37. The business process learning apparatus of claim 36, wherein the learning module learns by mini-batch and cross-validation techniques to prevent overfitting.

제40항에 있어서, 상기 학습 모듈은 교차 검증을 위해 입력 데이터와 목표 데이터를 인덱싱하는 것을 특징으로 하는 비즈니스 프로세스 학습 장치.
41. The business process learning apparatus of claim 40, wherein the learning module indexes input data and target data for cross validation.

제41항에 있어서, 상기 학습 모듈은 교차 엔트로피(cross-entropy)를 통해 손실 값(loss)을 계산하고, 역전파 알고리즘(back propagation algorithm)을 통해 오류를 수정하는 것을 특징으로 하는 비즈니스 프로세스 학습 장치.
42. The apparatus of claim 41, wherein the learning module calculates a loss value through cross-entropy and corrects an error through a back propagation algorithm. .

삭제delete

제36항에 있어서, 상기 전처리 모듈에 의해 패딩 및 시간 범주 처리된 테스트 데이터를 이용하여 상기 동적 순환신경망의 예측 정확도를 계산하여 제공하는 학습 검증 모듈;
을 더 포함하는 것을 특징으로 하는 비즈니스 프로세스 학습 장치.
37. The apparatus of claim 36, further comprising: a learning verification module for calculating and providing prediction accuracy of the dynamic cyclic neural network using test data padded and time-domain processed by the preprocessing module;
Business process learning apparatus further comprises.

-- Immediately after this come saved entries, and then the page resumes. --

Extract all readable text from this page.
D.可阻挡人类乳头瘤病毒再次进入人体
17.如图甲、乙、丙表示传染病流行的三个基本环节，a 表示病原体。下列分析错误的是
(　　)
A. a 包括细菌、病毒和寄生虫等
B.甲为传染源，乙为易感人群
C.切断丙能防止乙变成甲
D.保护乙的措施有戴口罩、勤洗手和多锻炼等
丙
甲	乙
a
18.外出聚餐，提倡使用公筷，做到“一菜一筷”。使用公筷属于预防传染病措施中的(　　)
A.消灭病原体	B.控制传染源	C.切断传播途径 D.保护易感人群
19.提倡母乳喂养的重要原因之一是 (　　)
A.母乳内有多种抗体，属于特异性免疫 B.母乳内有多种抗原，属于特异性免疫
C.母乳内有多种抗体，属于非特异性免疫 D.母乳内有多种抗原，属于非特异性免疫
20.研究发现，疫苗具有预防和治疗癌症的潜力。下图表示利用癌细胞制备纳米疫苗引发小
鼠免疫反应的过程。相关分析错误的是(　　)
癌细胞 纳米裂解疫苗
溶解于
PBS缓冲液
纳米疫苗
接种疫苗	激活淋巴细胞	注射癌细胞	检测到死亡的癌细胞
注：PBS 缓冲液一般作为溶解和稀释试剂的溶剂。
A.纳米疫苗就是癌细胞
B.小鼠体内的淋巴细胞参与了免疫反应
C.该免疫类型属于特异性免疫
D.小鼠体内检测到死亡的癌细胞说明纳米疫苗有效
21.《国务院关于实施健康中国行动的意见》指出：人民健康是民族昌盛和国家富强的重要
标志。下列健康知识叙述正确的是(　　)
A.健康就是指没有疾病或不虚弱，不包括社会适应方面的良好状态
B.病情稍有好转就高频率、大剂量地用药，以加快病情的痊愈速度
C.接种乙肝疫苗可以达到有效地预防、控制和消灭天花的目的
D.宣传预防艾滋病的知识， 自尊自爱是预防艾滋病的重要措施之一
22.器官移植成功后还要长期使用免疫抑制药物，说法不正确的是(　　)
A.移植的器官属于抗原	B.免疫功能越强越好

제36항에 있어서, 상기 이벤트 로그를 참조하여 핵심 예측 변수 및 숨겨진 액티비티를 탐색하는 프로세스 마이닝 모듈을 더 포함하고,
상기 전처리 모듈은 상기 프로세스 마이닝 모듈의 탐색 결과를 참조하여 이벤트 로그를 최적화하는 것을 특징으로 하는 비즈니스 프로세스 학습 장치. 37. The method of claim 36, further comprising a process mining module that searches for key predictors and hidden activities by referring to the event log,
And the preprocessing module optimizes an event log by referring to a search result of the process mining module.